March Madness kid

You sir, are a man on the front lines. You’re at the cutting edge of everything new, trendy—“hip.” Those socks you’re wearing? Stridelines. All the cool kids are repping their hometown. Your shoes? Nike. Your shorts? Nike. Your shirt? Nike. Your hair? If Nike made hair, you’d be wearing it. Something, however, poses a threat to your indomitable swag: March Madness.

It’s that time of year when wearing generic Seahawks paraphernalia won’t make you the most masculine man on campus, when even your Nike garb won’t guarantee you the respect and adoration of every Patriot at Liberty.
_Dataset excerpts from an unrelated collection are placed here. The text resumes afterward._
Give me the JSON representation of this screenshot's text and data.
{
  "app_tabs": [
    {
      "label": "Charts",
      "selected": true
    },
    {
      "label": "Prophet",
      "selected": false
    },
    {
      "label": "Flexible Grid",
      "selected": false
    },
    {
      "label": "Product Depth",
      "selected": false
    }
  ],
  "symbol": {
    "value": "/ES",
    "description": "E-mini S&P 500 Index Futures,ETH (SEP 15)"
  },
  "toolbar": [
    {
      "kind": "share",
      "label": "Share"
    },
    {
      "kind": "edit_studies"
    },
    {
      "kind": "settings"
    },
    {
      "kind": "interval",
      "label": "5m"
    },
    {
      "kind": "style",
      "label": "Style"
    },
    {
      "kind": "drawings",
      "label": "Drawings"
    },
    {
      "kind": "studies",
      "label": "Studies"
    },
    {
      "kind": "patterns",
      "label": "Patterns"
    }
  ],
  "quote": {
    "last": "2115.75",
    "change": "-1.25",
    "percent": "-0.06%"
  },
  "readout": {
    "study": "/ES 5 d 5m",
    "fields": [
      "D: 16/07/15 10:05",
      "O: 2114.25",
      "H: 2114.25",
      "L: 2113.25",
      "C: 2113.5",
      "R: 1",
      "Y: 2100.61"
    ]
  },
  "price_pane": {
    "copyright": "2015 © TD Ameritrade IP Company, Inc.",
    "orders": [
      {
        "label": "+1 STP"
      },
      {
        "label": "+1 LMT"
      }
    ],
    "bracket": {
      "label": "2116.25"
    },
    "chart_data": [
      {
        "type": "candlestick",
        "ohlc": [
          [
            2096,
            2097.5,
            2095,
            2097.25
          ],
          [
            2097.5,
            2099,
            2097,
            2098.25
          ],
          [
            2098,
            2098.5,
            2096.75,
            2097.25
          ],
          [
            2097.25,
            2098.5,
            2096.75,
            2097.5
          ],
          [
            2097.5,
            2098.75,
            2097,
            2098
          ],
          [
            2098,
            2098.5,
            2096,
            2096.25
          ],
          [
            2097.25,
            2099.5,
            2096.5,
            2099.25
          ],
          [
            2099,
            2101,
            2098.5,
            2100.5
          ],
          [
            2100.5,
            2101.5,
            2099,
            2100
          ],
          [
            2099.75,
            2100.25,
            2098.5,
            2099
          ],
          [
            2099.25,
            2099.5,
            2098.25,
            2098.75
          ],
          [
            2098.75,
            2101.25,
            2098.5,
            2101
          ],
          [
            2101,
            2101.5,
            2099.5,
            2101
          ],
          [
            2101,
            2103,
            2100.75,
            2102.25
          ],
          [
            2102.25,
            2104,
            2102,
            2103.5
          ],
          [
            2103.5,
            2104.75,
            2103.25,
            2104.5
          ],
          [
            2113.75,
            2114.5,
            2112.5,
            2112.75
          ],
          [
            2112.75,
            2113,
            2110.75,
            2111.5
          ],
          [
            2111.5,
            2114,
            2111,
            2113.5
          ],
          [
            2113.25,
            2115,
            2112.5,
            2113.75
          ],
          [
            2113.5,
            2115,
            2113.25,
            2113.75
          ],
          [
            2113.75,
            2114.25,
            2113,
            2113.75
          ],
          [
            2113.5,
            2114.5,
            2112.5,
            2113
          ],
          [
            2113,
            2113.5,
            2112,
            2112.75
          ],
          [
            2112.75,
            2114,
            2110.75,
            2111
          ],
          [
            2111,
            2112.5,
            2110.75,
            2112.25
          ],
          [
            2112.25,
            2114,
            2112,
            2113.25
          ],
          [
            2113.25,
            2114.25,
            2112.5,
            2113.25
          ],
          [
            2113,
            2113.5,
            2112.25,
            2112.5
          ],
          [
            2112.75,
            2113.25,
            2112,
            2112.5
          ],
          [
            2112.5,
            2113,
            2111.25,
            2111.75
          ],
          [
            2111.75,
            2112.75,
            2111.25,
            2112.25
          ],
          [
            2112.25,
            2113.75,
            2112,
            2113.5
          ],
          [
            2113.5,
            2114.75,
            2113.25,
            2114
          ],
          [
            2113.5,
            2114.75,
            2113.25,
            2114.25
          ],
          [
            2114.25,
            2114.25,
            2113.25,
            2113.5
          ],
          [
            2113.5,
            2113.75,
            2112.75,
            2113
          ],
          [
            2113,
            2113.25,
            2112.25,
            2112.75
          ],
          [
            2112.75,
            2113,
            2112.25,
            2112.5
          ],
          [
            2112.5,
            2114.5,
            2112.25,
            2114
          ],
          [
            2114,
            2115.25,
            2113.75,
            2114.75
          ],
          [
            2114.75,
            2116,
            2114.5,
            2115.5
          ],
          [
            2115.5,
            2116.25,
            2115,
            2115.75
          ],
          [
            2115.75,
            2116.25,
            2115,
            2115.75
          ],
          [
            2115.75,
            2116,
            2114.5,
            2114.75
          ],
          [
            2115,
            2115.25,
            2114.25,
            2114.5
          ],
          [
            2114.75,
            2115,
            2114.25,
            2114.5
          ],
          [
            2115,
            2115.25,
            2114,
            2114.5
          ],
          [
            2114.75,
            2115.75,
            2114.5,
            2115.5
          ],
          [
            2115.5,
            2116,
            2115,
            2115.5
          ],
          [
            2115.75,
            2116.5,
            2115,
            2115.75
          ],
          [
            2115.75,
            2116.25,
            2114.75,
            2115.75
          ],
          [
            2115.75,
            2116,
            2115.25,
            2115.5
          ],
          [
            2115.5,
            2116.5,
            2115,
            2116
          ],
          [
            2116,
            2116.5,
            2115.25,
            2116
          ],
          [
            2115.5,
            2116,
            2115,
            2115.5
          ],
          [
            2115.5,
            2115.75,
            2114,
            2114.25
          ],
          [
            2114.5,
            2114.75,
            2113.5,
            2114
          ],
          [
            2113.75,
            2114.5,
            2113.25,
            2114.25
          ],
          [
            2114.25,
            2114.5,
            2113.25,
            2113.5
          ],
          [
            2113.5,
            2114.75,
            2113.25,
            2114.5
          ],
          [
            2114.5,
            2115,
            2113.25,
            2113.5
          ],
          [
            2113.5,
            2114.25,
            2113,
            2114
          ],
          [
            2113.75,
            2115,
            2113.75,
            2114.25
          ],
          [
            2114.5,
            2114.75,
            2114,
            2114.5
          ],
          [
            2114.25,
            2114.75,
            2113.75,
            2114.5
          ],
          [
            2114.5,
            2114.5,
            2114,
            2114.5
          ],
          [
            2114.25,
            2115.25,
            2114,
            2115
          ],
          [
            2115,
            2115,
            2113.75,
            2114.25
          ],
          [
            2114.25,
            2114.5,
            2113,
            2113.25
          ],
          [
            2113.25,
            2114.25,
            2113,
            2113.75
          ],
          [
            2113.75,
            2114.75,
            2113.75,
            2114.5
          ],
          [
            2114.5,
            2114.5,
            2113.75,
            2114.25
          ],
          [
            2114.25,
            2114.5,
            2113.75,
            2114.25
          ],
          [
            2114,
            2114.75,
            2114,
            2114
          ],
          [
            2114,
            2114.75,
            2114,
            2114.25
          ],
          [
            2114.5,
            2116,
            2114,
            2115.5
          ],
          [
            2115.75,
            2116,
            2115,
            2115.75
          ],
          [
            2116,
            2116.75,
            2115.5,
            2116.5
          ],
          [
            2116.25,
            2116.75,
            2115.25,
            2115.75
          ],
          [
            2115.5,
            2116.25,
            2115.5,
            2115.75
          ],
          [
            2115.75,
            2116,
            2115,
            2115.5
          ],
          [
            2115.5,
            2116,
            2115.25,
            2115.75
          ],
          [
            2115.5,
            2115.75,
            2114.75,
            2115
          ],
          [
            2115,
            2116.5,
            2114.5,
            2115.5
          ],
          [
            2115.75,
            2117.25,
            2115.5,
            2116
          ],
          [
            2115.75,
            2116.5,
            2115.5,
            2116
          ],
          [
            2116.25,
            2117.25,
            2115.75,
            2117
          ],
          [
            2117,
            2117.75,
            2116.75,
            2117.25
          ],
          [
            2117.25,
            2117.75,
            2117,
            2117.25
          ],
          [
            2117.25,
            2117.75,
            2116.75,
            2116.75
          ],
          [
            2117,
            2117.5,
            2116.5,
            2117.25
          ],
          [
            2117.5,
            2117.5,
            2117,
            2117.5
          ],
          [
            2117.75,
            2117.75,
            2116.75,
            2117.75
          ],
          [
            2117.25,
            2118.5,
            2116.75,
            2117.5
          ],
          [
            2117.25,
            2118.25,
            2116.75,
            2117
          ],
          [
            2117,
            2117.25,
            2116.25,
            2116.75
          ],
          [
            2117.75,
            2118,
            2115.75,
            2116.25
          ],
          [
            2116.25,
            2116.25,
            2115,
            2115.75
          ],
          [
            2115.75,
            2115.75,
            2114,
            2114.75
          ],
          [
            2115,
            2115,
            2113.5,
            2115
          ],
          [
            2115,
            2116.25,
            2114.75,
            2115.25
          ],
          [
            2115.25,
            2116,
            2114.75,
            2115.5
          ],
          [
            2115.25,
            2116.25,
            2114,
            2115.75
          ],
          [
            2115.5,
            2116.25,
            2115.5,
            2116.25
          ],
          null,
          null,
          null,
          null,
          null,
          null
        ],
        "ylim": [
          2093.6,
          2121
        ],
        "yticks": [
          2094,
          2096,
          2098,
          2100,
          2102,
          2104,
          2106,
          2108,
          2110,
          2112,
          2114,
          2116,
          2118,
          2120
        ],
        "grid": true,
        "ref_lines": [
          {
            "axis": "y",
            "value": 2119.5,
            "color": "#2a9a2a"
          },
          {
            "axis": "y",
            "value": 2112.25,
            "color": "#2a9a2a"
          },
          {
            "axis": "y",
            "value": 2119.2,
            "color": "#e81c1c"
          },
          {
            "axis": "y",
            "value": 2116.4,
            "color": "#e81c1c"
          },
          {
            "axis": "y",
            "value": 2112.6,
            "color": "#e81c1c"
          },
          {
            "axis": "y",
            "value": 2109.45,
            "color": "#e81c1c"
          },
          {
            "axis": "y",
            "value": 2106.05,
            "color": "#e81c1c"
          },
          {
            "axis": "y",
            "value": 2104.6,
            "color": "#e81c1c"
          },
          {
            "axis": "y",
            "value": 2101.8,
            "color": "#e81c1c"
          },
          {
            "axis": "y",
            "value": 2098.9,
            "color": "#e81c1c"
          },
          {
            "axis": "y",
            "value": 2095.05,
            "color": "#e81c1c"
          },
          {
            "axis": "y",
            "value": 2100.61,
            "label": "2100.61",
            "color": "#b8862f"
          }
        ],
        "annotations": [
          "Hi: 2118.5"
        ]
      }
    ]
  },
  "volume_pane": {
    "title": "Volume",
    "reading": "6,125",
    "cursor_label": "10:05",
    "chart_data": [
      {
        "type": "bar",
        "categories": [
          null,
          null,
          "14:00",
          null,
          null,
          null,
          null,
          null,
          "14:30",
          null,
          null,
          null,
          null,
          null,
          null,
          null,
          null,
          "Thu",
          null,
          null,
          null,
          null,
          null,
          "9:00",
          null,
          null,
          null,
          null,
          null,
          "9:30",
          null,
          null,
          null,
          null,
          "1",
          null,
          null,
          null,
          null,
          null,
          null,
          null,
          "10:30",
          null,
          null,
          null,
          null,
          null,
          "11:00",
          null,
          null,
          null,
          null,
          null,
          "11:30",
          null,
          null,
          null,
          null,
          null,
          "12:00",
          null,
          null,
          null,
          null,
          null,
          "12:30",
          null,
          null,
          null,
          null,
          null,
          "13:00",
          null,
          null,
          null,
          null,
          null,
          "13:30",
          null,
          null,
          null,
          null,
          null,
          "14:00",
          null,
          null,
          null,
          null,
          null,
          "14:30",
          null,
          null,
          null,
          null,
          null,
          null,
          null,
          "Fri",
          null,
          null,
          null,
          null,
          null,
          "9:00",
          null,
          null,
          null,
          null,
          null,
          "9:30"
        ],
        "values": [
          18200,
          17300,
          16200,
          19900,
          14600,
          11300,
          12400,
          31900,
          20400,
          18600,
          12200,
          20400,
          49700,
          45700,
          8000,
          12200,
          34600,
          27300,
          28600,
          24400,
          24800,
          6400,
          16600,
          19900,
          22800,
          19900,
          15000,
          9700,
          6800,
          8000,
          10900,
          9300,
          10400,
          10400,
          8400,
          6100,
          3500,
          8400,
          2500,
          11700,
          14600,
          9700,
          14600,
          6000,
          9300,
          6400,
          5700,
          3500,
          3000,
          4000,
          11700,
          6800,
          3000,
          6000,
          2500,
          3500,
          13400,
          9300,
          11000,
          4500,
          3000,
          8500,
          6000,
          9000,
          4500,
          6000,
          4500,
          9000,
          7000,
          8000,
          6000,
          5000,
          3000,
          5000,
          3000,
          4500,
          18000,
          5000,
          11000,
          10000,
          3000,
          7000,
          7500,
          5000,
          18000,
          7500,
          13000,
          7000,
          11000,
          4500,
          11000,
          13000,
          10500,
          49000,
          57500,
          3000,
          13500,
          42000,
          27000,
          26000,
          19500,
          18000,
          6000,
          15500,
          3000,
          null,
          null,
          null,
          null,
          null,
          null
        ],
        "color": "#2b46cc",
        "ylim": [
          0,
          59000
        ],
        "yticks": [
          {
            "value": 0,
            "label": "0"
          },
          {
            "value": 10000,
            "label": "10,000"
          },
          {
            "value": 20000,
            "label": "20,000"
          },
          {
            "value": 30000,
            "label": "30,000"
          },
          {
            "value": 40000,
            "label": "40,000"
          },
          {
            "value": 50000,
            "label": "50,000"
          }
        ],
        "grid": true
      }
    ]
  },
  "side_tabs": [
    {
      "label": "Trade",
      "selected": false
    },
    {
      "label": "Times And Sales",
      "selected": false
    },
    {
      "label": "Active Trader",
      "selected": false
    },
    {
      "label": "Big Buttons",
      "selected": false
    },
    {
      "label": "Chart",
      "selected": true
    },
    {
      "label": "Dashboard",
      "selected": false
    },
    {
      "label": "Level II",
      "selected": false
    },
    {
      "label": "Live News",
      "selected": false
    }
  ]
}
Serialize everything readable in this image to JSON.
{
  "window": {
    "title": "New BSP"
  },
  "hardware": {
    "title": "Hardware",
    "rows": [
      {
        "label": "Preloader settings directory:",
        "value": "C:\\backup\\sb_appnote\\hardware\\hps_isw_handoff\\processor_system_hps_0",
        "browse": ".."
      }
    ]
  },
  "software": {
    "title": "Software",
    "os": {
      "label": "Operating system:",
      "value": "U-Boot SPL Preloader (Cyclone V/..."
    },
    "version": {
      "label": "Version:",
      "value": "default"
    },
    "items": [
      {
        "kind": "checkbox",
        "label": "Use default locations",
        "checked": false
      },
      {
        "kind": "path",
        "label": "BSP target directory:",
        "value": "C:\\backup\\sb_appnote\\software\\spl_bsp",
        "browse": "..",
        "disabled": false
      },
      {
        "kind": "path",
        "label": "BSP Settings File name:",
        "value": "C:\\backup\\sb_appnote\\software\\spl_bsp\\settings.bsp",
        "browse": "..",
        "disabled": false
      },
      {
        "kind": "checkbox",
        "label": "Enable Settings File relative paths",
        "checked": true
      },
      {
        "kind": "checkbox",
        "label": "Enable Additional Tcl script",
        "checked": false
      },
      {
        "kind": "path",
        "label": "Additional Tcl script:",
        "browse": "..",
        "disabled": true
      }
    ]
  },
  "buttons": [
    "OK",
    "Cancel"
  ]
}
It’s that time of year when women won’t inexplicably swoon at the sight of the Seattle Skyline adorning your adolescent ankles.

But does this faze you in the slightest? Of course not. You’re the kind of guy that likes a challenge. And so it is with religious fervor that you seize upon this March Madness craze. You fill out a bracket. You argue team stats with friends. You buy a ton of merchandise from Duke (someone on ESPN said they were going to win this year), and you even watch highlight reels from previous games.

And no matter whether or not your bracket is all that good (it isn’t), or whether or not Duke wins (they won’t), you can rest assured that you still dominate one-on-one in P.E. basketball (watching SCTop10 really helped). After all, March Madness Kid, you’re one of us.